Spatial statistics empowers you to go beyond visual analysis to answer questions confidently and make data-driven decisions.
Thanks to the data and computational power now at our fingertips, data science is in every aspect of our lives. But with so many algorithms and buzzwords floating around, where do you start to solve complex problems or figure out where to go next?
There has never been a more exciting time to learn about spatial statistics. Spatial statistics uses an aspect of geography that helps you quantify patterns and relationships so that you can feel confident in your analysis.
Spatial Statistics Illustrated is an introductory book for learning the concepts behind the powerful spatial statistics tools in Arc GIS.
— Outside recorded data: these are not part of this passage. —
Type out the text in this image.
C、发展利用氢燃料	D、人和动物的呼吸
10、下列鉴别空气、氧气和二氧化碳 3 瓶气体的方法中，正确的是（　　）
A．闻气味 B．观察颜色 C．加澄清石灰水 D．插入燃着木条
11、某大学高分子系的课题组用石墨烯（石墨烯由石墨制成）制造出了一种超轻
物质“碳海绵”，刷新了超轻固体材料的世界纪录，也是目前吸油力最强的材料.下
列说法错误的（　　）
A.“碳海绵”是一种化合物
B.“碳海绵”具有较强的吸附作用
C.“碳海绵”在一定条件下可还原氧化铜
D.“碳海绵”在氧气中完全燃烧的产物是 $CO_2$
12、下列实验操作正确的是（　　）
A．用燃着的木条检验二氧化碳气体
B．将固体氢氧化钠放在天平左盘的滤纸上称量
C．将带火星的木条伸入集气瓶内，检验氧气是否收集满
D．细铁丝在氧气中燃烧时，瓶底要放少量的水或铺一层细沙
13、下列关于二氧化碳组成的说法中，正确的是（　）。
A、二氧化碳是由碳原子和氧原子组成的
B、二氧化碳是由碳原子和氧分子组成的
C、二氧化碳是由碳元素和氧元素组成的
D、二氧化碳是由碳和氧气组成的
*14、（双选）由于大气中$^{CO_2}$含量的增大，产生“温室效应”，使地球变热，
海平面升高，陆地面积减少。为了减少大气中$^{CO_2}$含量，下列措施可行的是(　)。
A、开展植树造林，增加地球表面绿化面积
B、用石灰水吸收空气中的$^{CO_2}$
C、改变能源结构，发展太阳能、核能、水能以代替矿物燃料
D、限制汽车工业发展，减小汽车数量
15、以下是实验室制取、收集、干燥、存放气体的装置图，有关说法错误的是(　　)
With approachable explanations and uncomplicated drawings, Spatial Statistics Illustrated gives readers an accessible understanding of some of the most widely used spatial statistics methods, including how they work and when to use them. In a friendly, conversational tone, the authors share techniques that can help you explore your data in meaningful ways; quantify patterns and relationships; understand trends, and make informed, impactful decisions.
This book has something for everyone analyzing data, including:
- seasoned data scientists looking to explore the value that spatial analysis offers
- GIS analysts looking to expand their spatial statistics skill set
- new GIS users discovering the value of spatial statistics
Spatial Statistics Illustrated is a perfect complement to more traditional, technical statistics and spatial statistics texts and is also ideal as supplemental reading for academic courses.
Based on the popular series of Spatial Statistics workshops presented by the authors at the annual Esri User Conference, Spatial Statistics Illustrated welcomes readers into the unparalleled world of spatial statistics.
Over de auteur
Flora Vale is a Product Engineer on Esri’s Spatial Analysis and Data Science team. She is passionate about using spatial analysis and data visualization to answer questions and solve problems. In addition to building software, Flora loves teaching analytical methods through conceptual illustrations, and believes that anyone can learn how to think spatially and make data-drive decisions. Flora studied Geography and GIS at University of Maryland, and is currently pursuing a Ph D in Information Systems and Technology at Claremont Graduate University.